Moon Tree Planting: Commemorating the 50th Anniversary of Apollo 14
February 2, 2021
Asheville, NC —
WHO: Texas A&M Forest Service, NASA, USDA Forest Service, Texas A&M AgriLife, Retired NASA Astronaut Col Michael Fossum, USFS Deputy Forest Supervisor Jan Davis, video message by Rosemary Roosa, daughter of Apollo 14 Astronaut Stuart Roosa
WHAT: Commemorating the 50th anniversary of Apollo 14, a descendant of a Moon Tree seed that journeyed to the moon and back aboard Apollo 14 in 1971 will be planted at the Gardens at Texas A&M University hoping to serve as an inspiration to others of what is possible.
WHERE: The Shirley & Joe Swinbank '74 AgriLife Center, 556 John Kimbrough Blvd. College Station, TX 77843
WHY: Jan 31 – Feb 9, 2021 is the 50th anniversary of the Apollo 14 mission where Alan Shepard and Edgar Mitchell walked on the Moon while Stuart Roosa, a former U.S. Forest Service smoke jumper, orbited above in the command module.
Packed in Roosa's personal kit were hundreds of tree seeds, part of a joint NASA/USFS project. Upon return to Earth, the seeds were germinated by the Forest Service. Known as the "Moon Trees" the resulting seedlings were planted throughout the United States, many as part of the nation's bicentennial celebration in 1975-1976.

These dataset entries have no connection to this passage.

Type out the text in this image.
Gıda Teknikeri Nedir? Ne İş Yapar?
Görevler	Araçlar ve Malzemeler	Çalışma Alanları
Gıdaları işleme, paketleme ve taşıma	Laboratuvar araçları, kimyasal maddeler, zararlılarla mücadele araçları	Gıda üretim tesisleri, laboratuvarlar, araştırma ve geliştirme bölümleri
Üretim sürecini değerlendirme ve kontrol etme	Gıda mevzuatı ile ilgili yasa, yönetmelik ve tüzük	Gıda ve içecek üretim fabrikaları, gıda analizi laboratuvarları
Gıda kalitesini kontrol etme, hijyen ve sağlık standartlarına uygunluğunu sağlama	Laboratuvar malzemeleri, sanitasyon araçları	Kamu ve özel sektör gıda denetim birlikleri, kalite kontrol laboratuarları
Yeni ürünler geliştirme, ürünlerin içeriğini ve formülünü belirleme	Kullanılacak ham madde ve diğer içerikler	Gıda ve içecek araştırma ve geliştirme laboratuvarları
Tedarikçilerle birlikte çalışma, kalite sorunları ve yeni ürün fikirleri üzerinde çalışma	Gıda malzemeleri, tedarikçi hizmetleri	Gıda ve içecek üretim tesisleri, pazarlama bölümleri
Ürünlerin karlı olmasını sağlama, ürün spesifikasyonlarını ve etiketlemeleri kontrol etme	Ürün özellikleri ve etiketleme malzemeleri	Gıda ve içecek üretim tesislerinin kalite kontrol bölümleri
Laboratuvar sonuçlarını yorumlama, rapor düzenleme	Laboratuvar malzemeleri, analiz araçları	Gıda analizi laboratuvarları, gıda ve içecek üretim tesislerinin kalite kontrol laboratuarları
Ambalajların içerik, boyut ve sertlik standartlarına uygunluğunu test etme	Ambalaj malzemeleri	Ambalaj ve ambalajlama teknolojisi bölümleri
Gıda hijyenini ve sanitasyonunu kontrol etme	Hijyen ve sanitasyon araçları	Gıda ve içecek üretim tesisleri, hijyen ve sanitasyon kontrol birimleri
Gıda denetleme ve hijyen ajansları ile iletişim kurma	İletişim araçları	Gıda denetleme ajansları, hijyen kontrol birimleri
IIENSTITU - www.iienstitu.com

Today, they stand as a tribute to the Apollo program and to the astronaut Roosa.
Texas A&M Forest Service has a genetic copy of an original Loblolly Pine Moon Tree whose seed journeyed to the moon and back aboard Apollo 14 in 1971. The tree was obtained from research conducted at the USDA Southern Research Station.
CONTACT: Texas A&M Forest Service Communications, 979-458-6606, email@example.com
Mask policies and physical distancing guidelines will be adhered to.